Among the 26-state coalition fighting President Obama’s attempt to unilaterally grant amnesty are Alabama, Arizona, Arkansas, Florida, Georgia, Idaho, Indiana, Kansas, Louisiana, Maine, Michigan, Mississippi, Montana, Nebraska, Nevada, North Carolina, North Dakota, Ohio, Oklahoma, South Carolina, South Dakota, Tennessee, Utah, West Virginia and Wisconsin.
Mounting anger over Obama’s November 20, 2014 announcement of the action these states to file a lawsuit in U.S. District Court against the White House.

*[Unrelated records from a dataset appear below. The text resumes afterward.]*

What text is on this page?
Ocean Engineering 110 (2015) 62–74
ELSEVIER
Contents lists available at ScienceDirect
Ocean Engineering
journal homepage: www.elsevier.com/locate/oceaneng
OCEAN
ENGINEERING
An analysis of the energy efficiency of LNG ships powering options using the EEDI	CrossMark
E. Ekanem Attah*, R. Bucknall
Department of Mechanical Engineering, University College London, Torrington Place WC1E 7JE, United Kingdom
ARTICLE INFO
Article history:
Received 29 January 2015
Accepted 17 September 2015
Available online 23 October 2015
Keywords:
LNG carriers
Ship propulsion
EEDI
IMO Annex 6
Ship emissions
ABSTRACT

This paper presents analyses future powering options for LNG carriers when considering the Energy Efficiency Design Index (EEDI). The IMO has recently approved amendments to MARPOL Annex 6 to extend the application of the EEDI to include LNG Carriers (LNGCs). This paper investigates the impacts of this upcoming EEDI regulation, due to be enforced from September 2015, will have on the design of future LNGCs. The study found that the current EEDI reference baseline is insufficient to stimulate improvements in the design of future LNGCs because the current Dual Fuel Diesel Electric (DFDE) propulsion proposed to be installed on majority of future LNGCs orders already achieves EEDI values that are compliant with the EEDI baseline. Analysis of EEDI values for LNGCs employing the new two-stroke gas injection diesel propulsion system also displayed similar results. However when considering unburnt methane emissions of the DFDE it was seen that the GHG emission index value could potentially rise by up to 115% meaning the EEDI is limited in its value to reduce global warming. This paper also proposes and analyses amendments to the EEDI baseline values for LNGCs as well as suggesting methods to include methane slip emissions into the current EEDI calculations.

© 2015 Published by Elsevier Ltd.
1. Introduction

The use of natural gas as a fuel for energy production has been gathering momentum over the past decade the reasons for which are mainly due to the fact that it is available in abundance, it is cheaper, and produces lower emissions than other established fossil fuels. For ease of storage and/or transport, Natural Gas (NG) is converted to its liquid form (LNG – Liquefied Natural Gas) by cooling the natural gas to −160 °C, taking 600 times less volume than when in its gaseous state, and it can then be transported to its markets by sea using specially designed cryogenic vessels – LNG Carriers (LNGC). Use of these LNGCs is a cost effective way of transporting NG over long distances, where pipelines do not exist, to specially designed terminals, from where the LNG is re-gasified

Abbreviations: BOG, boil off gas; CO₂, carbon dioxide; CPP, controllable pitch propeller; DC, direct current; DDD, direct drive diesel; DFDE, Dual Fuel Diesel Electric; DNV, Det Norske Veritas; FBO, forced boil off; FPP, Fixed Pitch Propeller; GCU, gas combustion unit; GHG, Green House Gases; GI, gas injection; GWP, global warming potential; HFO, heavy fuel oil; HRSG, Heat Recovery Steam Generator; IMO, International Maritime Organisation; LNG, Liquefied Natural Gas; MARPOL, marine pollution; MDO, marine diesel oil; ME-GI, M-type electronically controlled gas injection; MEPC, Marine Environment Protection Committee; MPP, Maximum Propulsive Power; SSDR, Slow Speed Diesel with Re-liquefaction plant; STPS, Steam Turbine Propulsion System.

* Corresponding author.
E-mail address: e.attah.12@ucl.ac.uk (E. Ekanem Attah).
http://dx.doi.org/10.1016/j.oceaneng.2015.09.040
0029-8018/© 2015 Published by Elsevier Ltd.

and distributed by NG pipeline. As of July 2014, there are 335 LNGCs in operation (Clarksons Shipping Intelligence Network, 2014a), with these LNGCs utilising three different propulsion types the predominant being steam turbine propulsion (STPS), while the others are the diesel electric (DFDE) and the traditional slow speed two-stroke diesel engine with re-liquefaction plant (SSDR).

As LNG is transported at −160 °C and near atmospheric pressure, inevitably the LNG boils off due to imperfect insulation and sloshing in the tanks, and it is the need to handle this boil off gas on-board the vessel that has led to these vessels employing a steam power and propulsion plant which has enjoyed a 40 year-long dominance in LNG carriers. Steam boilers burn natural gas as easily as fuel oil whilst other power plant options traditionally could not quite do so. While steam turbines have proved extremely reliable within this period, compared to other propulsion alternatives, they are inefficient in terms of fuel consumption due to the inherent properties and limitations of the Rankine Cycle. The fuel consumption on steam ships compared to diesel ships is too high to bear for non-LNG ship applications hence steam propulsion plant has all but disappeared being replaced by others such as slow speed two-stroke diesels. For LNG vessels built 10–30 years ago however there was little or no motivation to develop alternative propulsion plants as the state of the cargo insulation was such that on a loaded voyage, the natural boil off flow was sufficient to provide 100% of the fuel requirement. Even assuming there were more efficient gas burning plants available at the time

Brownsville based Judge Andrew Hanen, when deciding the case Monday, indicated the order would not take effect until legal questions were decided about Obama’s intention of providing millions of illegal immigrants access to work permits and benefits.
Abbott, who led the charge for the states opposed to Obama, as Attorney General, immediately released a statement saying “Judge Hanen’s decision rightly stops the president’s overreach in its tracks. We live in a nation governed by a system of checks and balances, and the president’s attempt to by-pass the will of the American people was successfully checked today.”
Although Judge Hanen’s 123-page ruling came shy from declaring Obama’s action unconstitutional, he did write that “once these services are provided, there will be no effective way of putting the toothpaste back in the tube should the plaintiffs ultimately prevail.”
Anger soared last November when Obama went on national television to proclaim he was bypassing Congress to put his action effecting up to 5 million illegal immigrants. Abbott argued the action was unconstitutional. If the federal government appeals this decision, it moves up to the 5th U.S. Circuit Court of Appeals in New Orleans.